Support all PNG image data-sets, e.g., DIV2K and Flickr2K.

You may down-sample the images if the GPU memory is limited.

2. YAML

Please pay attention to all # FIXME items.

2.1. Data-set

Test all images at source directory

Set max_num=-1 and start=0.

2.2. Algorithm

multi-stage training

Each stage is independent of other stages. Thus, the loss functions, optimizers and schedulers should be assigned for each stage, respectively.

Note that the network is the same for all stages.

train:
  niter:
    name: [stage1, stage2]
    niter: [!!float 4e+5, !!float 4e+5]
  
  loss:
    stage1:
      ...

    stage2:
      ...

multi-optimizer

You can assign different optimizers for different loss functions.

For example, at the second stage of training GANs, the generator and the discriminator possess their own optimizers. We say we have two groups of losses named dis and gen.

train:
  loss:
    stage1:  # only calculate group1 is ok
      group1:

    stage2:
      group1:
        ...

      group2:
        ...

Note that in default, all optimizers possess all parameters. If you want each optimizer to possess different parameters, edit your own algorithm, especially create_optimizer function. Check ESRGAN algorithm in this repo for an example.

multi-processing

nworker_pg is recommended to be equal to bs_pg.

multi-BP then step once

In general, real_bs_pg should be equal to bs_pg.

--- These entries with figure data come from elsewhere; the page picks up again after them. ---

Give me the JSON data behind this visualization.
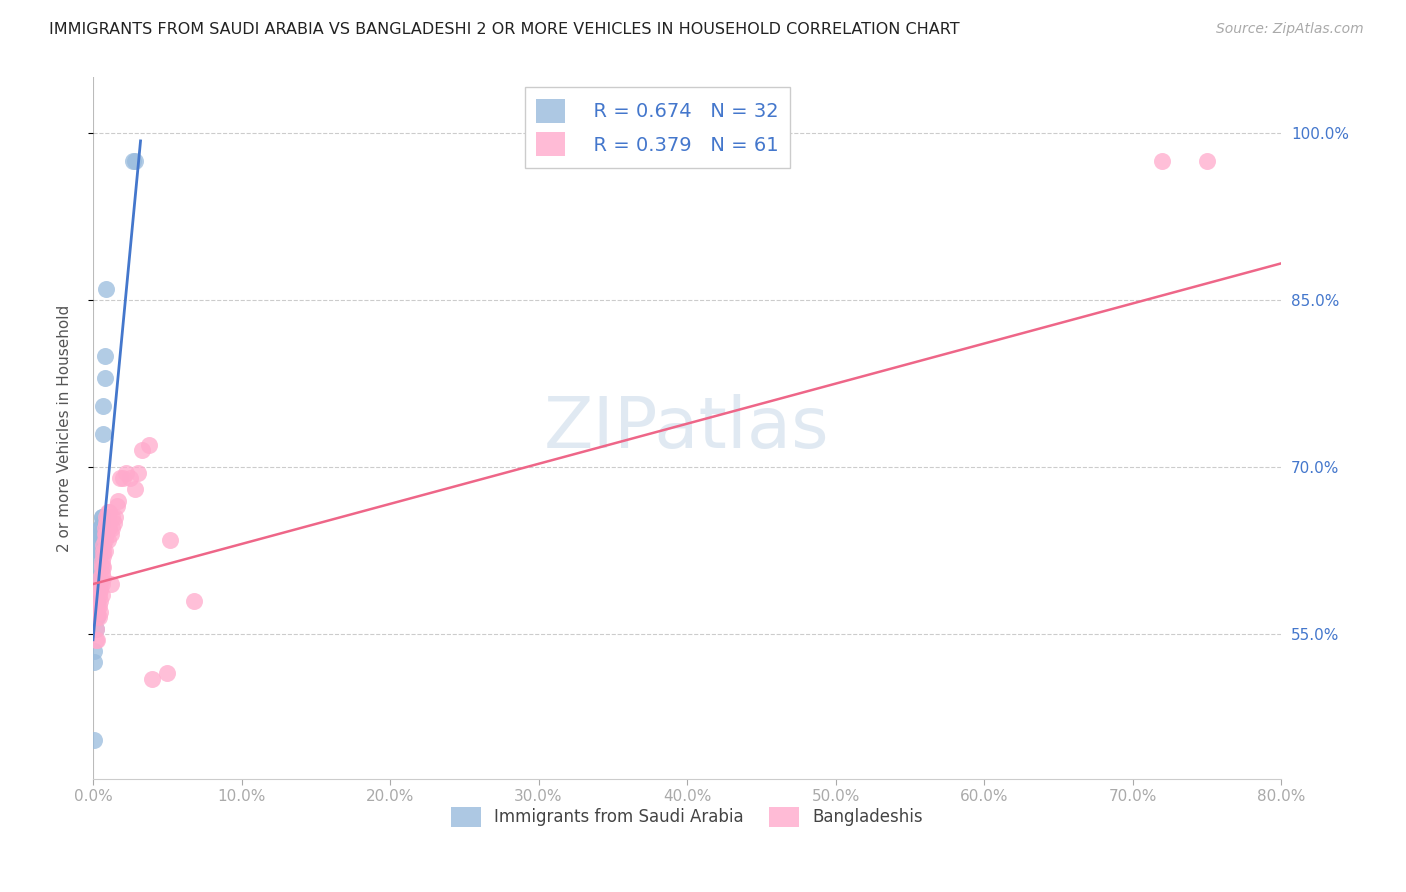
{
  "title": "IMMIGRANTS FROM SAUDI ARABIA VS BANGLADESHI 2 OR MORE VEHICLES IN HOUSEHOLD CORRELATION CHART",
  "source": "Source: ZipAtlas.com",
  "ylabel": "2 or more Vehicles in Household",
  "yaxis_ticks": [
    "55.0%",
    "70.0%",
    "85.0%",
    "100.0%"
  ],
  "legend_r1": "R = 0.674",
  "legend_n1": "N = 32",
  "legend_r2": "R = 0.379",
  "legend_n2": "N = 61",
  "legend_label1": "Immigrants from Saudi Arabia",
  "legend_label2": "Bangladeshis",
  "color_blue": "#99bbdd",
  "color_pink": "#ffaacc",
  "color_blue_line": "#4477cc",
  "color_pink_line": "#ee6688",
  "color_text_blue": "#4477cc",
  "xlim": [
    0.0,
    0.8
  ],
  "ylim": [
    0.42,
    1.05
  ],
  "saudi_x": [
    0.0005,
    0.001,
    0.001,
    0.002,
    0.002,
    0.002,
    0.002,
    0.003,
    0.003,
    0.003,
    0.003,
    0.003,
    0.004,
    0.004,
    0.004,
    0.004,
    0.004,
    0.005,
    0.005,
    0.005,
    0.005,
    0.006,
    0.006,
    0.006,
    0.006,
    0.007,
    0.007,
    0.008,
    0.008,
    0.009,
    0.027,
    0.028
  ],
  "saudi_y": [
    0.455,
    0.535,
    0.525,
    0.555,
    0.565,
    0.565,
    0.58,
    0.61,
    0.6,
    0.59,
    0.58,
    0.565,
    0.62,
    0.625,
    0.625,
    0.63,
    0.635,
    0.645,
    0.645,
    0.64,
    0.635,
    0.655,
    0.655,
    0.65,
    0.64,
    0.73,
    0.755,
    0.8,
    0.78,
    0.86,
    0.975,
    0.975
  ],
  "bangla_x": [
    0.001,
    0.002,
    0.002,
    0.003,
    0.003,
    0.003,
    0.003,
    0.004,
    0.004,
    0.004,
    0.004,
    0.005,
    0.005,
    0.005,
    0.005,
    0.005,
    0.006,
    0.006,
    0.006,
    0.006,
    0.006,
    0.007,
    0.007,
    0.007,
    0.007,
    0.007,
    0.008,
    0.008,
    0.008,
    0.008,
    0.009,
    0.009,
    0.009,
    0.01,
    0.01,
    0.01,
    0.01,
    0.011,
    0.011,
    0.012,
    0.012,
    0.013,
    0.013,
    0.014,
    0.015,
    0.016,
    0.017,
    0.018,
    0.02,
    0.022,
    0.025,
    0.028,
    0.03,
    0.033,
    0.038,
    0.04,
    0.05,
    0.052,
    0.068,
    0.72,
    0.75
  ],
  "bangla_y": [
    0.57,
    0.555,
    0.545,
    0.575,
    0.57,
    0.565,
    0.545,
    0.59,
    0.585,
    0.575,
    0.565,
    0.6,
    0.595,
    0.59,
    0.58,
    0.57,
    0.615,
    0.61,
    0.605,
    0.595,
    0.585,
    0.63,
    0.625,
    0.62,
    0.61,
    0.6,
    0.645,
    0.64,
    0.635,
    0.625,
    0.655,
    0.65,
    0.64,
    0.66,
    0.655,
    0.645,
    0.635,
    0.66,
    0.645,
    0.64,
    0.595,
    0.655,
    0.645,
    0.65,
    0.655,
    0.665,
    0.67,
    0.69,
    0.69,
    0.695,
    0.69,
    0.68,
    0.695,
    0.715,
    0.72,
    0.51,
    0.515,
    0.635,
    0.58,
    0.975,
    0.975
  ],
  "blue_trendline_x": [
    0.0,
    0.032
  ],
  "pink_trendline_x": [
    0.0,
    0.8
  ],
  "blue_intercept": 0.545,
  "blue_slope": 14.0,
  "pink_intercept": 0.595,
  "pink_slope": 0.36
}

If you want to use one GPU to act as N GPUs, just edit the real_bs_pg to be N * bs_pg.

resume training

You can stop training at any time.

When you re-start the training and the load_state/if_load is set to be True, the training programme will automatically find and re-load the load_state/opts/ckp_load_path, e.g., exp/<exp_name>/ckp_last.pt in default.

test without evaluation

If you want to obtain enhanced images without evaluation, you can simply set crit in YML as ~ (None).

4. Details of Algorithms

4.1. DnCNN

DnCNN is a modified version, which turns off the batch normalization (BN). Check here for details.

4.2. CBDNet

CBDNet is a modified version, which is trained in an end-to-end manner without total variation (TV) loss on the noise estimation map. Check here for details.

4.3. RBQE

Exit mode

In network forward function, idx_out indicates the index of exit.

  • -1: output all images from all exits. Used for training.
  • -2: judge by IQA Module.
  • 0, 1, 2, 3, 4: assign exit.

For validation in training, we assign exit according to the QP/QF.

IQAM

In the official repo, the MATLAB-based IQAM is fed with Y channel input. Here for simplicity, we re-implement IQAM with Python and feed it with R channel input. Hyper-parameters such as exit thresholds have been tuned over the current test set. Since the re-implemented Python-based IQAM is much, much slower than the official MATLAB-based one, we record the FPS without IQAM in this repo.